For the purposes of this section, the center may promulgate regulations to define “just cause”.
SECTION 11. Said chapter 12C is hereby further amended by striking out section 17, as so appearing, and inserting thereof the following section:-
Section 17. The attorney general may review and analyze any information submitted to the center under sections 8, 9, 10, 10A and the health policy commission under section 8 of chapter 6D. The attorney general may require that any provider, provider organization, pharmaceutical manufacturing company, pharmacy benefit manager or payer produce documents, answer interrogatories and provide testimony under oath related to health care costs and cost trends, pharmaceutical cost trends, factors that contribute to cost growth within the commonwealth's health care system and the relationship between provider costs and payer premium rates. The attorney general shall keep confidential all nonpublic information and documents obtained under this section and shall not disclose the information or documents to any person without the consent of the provider, pharmaceutical manufacturing company, pharmacy benefit manager or payer that produced the information or documents except in a public hearing under said section 8 of said chapter 6D, a rate hearing before the division of insurance or in a case brought by the attorney general, if the attorney general believes that such disclosure will promote the health care cost containment goals of the commonwealth and that the disclosure shall be made in the public interest after taking into account any privacy, trade secret or anticompetitive considerations. The confidential information and documents shall not be public records and shall be exempt from disclosure under clause Twenty-sixth of section 7 of chapter 4 or section 10 of chapter 66.

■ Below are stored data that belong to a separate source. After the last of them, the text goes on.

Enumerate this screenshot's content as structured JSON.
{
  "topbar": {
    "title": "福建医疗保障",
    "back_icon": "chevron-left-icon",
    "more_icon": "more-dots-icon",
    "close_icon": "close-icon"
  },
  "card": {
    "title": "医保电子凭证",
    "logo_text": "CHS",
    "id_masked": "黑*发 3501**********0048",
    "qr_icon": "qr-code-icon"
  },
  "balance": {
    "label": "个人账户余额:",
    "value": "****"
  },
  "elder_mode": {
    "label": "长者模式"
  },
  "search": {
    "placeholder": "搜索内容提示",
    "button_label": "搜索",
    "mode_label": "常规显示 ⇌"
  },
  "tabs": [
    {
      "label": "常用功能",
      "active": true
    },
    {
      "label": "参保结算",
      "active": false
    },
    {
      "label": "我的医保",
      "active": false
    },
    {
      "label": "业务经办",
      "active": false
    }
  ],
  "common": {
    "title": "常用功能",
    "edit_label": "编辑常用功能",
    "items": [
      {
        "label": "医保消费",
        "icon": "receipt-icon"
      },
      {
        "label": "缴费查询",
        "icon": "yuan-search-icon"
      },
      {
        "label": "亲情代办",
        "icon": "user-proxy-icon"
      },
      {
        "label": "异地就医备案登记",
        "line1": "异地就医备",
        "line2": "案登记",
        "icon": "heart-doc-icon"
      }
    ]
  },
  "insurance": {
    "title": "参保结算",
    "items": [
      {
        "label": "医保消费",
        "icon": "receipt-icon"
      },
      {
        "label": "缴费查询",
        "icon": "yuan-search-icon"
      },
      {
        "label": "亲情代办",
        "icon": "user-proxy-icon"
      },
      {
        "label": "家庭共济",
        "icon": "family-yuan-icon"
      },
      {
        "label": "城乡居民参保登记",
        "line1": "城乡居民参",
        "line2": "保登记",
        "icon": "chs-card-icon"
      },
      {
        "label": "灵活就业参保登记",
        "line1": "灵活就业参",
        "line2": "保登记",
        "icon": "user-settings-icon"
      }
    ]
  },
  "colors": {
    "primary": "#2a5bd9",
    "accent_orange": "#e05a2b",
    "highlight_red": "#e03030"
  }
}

SECTION 12. Chapter 111 of the General Laws is hereby amended by adding the following section:-
Section 239. (a) As used in this section, the following words shall have the following meanings unless the context clearly requires otherwise:
“Public health essential drug”, a prescription drug, biologic or biosimilar approved by the federal Food and Drug Administration that: (i) appears on the Model List of Essential Medicines most recently adopted by the World Health Organization; or (ii) is deemed an essential medicine by the commissioner due to its efficacy in treating a life-threatening health condition or a chronic health condition that substantially impairs an individual's ability to engage in activities of daily living or because limited access to a certain population would pose a public health challenge.
(b) The department shall identify and publish a list of public health essential prescription drugs. The list shall be updated not less than annually and be made publicly available on the department’s website; provided, however, that the department may provide an interim listing of a public health essential drug prior to an annual update. The department shall also notify and forward a copy of the list to the health policy commission established under chapter 6D.